Publication of the final issue had been brought forward from Saturday to Thursday after it became apparent authorities were unlikely to free assets necessary to pay staff.
Supporters standing in the rain outside Next Digital’s headquarters were joined by staff, both waving smartphone lights as they waited for copies of the paper. Reuters reported that there had been spontaneous applause within the building as the final edition went to press.
Earlier, it had been reported that opinion writer Yeung Ching-kee had been arrested “on suspicion of conspiring to collude with foreign countries or foreign forces to endanger national security” after urging readers to “never yield”.
By this morning, Apple Daily’s website contained only a note about cancelling subscriptions – and stopping the Google in-app purchase from taking their money.
“We would like to thank all of our readers, subscribers, advertisers, and Hongkonger for your loyal support.
“Good luck and goodbye,” it added.
However, Apple Daily Taiwan carried a report and pictures from the closing moments of its Hong Kong stablemate, linked here.
Now there are fears official attention will turn on other publishers including Stand News and Citizen News, staff of which were to wear black today to protest the “blow against freedom of the press”.
• WAN-Ifra and its World Editors Forum have condemned the closure of Apple Daily as a major blow to press freedom in Hong Kong.
“The enforced closure of Apple Daily signals the intent of the Hong Kong authorities to stifle criticism at all costs,” said WAN-Ifra chief executive Vincent Peyrègne. “Targeting journalism under the pretext of national security means the future for media freedom in Hong Kong looks increasingly bleak.
“Given the wide interpretation and targeted use of current national security laws, this would likely signal yet another powerful tool in the legal arsenal of a government determined to clampdown on opposition voices and, despite their claims, press freedom in the territory.”
Unhappy anniversary as pro-democracy paper faces last issue
Hong Kong’s Apple Daily could cease publication at the end of this week, 26 years after it was established and 25 after the UK handed control of the former colony to the Chinese.
Parent company Next Digital says it will decide on Friday whether to shut down, pending an appeal to have the group’s assets unfrozen.
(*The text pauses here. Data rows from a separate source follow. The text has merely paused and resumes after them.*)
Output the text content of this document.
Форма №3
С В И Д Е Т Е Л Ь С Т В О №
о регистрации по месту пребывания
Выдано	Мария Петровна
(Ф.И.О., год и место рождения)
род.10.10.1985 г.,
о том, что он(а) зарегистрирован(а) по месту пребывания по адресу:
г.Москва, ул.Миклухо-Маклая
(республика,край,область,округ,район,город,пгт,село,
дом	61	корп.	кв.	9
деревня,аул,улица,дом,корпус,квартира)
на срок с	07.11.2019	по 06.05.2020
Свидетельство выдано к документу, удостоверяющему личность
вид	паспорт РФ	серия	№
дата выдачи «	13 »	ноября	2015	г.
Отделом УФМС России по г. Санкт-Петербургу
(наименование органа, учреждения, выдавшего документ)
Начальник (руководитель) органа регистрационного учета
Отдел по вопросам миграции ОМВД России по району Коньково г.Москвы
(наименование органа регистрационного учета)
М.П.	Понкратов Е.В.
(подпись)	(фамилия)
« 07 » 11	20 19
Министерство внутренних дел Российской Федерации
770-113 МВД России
The board had sent a letter to Hong Kong’s secretary for security John Lee, requesting that some of the company’s assets be unfrozen so that employees can be paid.
If the decision is taken on Friday to cease operations, it says the online news section of Apple Daily is expected to stop updating on Saturday morning at the earliest, while the final print edition will also be published on Saturday.
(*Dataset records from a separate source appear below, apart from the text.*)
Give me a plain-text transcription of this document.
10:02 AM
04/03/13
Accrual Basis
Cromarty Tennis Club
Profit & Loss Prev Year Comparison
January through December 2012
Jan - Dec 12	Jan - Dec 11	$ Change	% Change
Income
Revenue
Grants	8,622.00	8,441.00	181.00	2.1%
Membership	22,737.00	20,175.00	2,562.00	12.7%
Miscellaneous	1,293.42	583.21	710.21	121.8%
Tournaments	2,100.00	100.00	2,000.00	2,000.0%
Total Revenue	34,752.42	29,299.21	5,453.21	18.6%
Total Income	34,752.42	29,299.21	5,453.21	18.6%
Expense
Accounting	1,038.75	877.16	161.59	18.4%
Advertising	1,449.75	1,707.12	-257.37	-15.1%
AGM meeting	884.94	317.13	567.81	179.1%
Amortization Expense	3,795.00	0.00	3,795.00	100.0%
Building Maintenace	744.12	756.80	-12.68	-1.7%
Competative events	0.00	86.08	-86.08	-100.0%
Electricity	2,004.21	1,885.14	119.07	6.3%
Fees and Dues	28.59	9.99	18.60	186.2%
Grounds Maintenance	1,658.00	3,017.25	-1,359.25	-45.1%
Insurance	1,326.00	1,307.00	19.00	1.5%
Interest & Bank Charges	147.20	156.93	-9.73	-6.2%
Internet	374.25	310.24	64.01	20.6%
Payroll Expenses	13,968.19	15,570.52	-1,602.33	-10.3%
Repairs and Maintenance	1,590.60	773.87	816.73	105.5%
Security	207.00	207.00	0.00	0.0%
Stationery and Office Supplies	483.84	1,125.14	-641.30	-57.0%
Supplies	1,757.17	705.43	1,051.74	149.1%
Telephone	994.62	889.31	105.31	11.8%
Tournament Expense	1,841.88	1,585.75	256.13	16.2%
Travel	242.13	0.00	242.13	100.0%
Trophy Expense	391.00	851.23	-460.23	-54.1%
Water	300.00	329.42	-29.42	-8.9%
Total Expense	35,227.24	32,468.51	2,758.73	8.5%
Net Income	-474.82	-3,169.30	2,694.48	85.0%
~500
“Next Digital is due to pay its staff at the end of the month, which leaves fewer than ten days before the company risks being in breach of labour laws due to salary arrears.”
Apple Daily reported that on Thursday, assets worth HK$18 million (A$3.08 million) held by three Next Digital companies were frozen, with the police warning seven local banks not to deal with the assets.
The action happened as 500 police officers carried out a search at Next Digital’s headquarters in Tseung Kwan O and arrested five company executives on suspicion of colluding with foreign forces or external elements to endanger national security.
Two of the five, Next Digital chief executive Cheung Kim-hung and Apple Daily editor-in-chief Ryan Law were charged with this offence and denied bail on Saturday, the paper reported.
In an article translated from Chinese by Apple Daily, Lo Fung wrote, “Without freedom of press, Hong Kong will lose its greatest institutional edge, which is also the greatest appeal to investors. The only question is whether the central government, the SAR government and the pro-Beijing camp understand this logic.”